Streaming is the industry's most promising segment of growth, but tech-centered outfits like Pandora -- the Web's biggest radio operator -- and on-demand subscription services like Apple's Beats Music and Spotify tend to attract the most attention as they race to dominate the burgeoning sector. By recasting itself as iHeartMedia, Clear Channel not only recognizes the company itself has changed but also believes it will get due credit in the tech community for its gargantuan scope, Pittman said.

In tech, people "find out you've also got Clear Channel, and they downgrade their opinion of you," Pittman said. "If you look at the reach that our broadcast radio stations have and you realize that actually they share digital and over-the-air, every one of the them, there's a lot of tricks that we can do."

Despite the attention lavished on upstarts like Beats and Spotify, iHeartRadio has rocketed to top standings: According to researcher ComScore's measurements for July, iHeartRadio lagged only Pandora in unique visitors, with its 51.4 million uniques dwarfing iTunes's 28.8 million and Spotify's 25.3 million. In June, iHeartRadio hit the milestone of 50 million registered users in three years, a pace it touts as being faster than any other music service and outstripping that of Facebook, Twitter and Pinterest.

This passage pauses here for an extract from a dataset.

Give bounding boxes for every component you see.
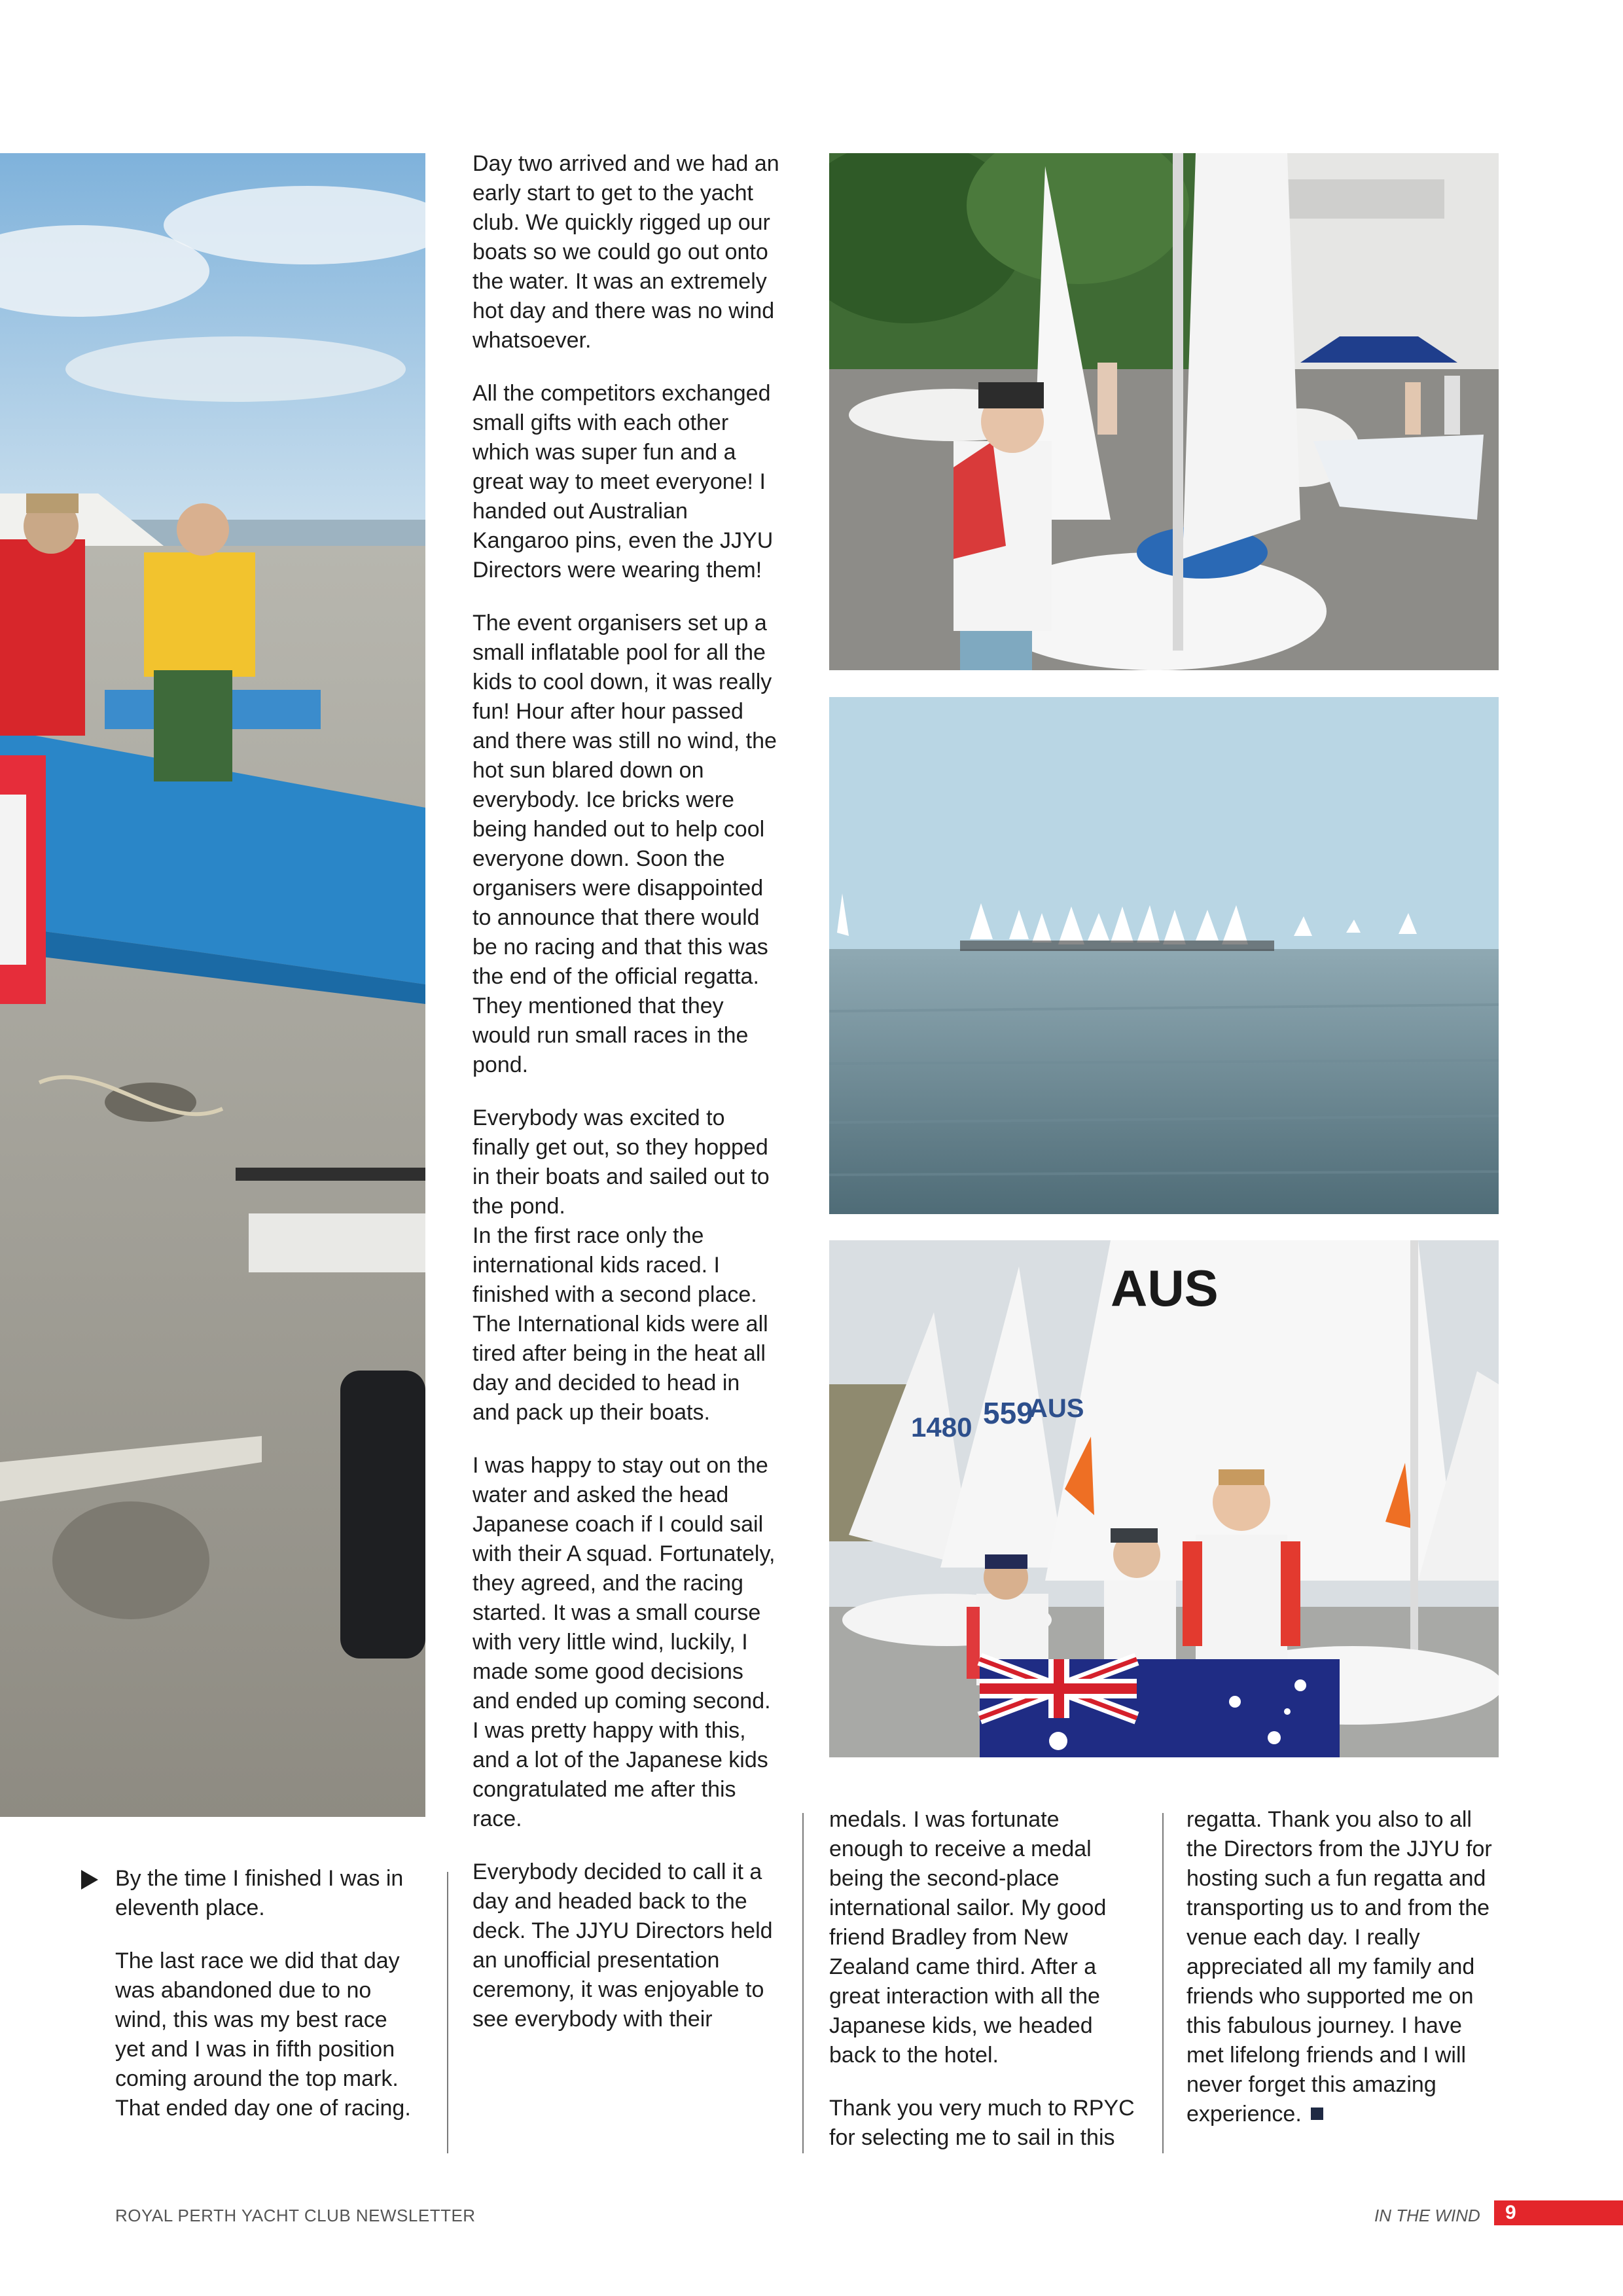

Given how the iHeart label has been attached to Clear Channel's high-profile events like the iHeartRadio Music Festival, the transition may seem a long time coming, but Pittman said the outright idea to overhaul the company's public face came in only the last six weeks. And he knows the difference a name makes.

"I used to work for a company called Warner Amex Satellite Entertainment. We changed the name to MTV Networks," he said. Entering a room and dropping the name MTV versus Warner Amex meant a conversation would begin, he said, and Clear Channel noticed the same phenomenon as its employees would explain "I work at iHeartRadio" to avoid blank reactions to the name Clear Channel.

"You have this buzz," he said, adding that mixing such hype with Clear Channel's sheer media power should be an intimidating combination. "If you want to play in a big sandbox, come play with us, because we really crush everybody else in terms of total usage."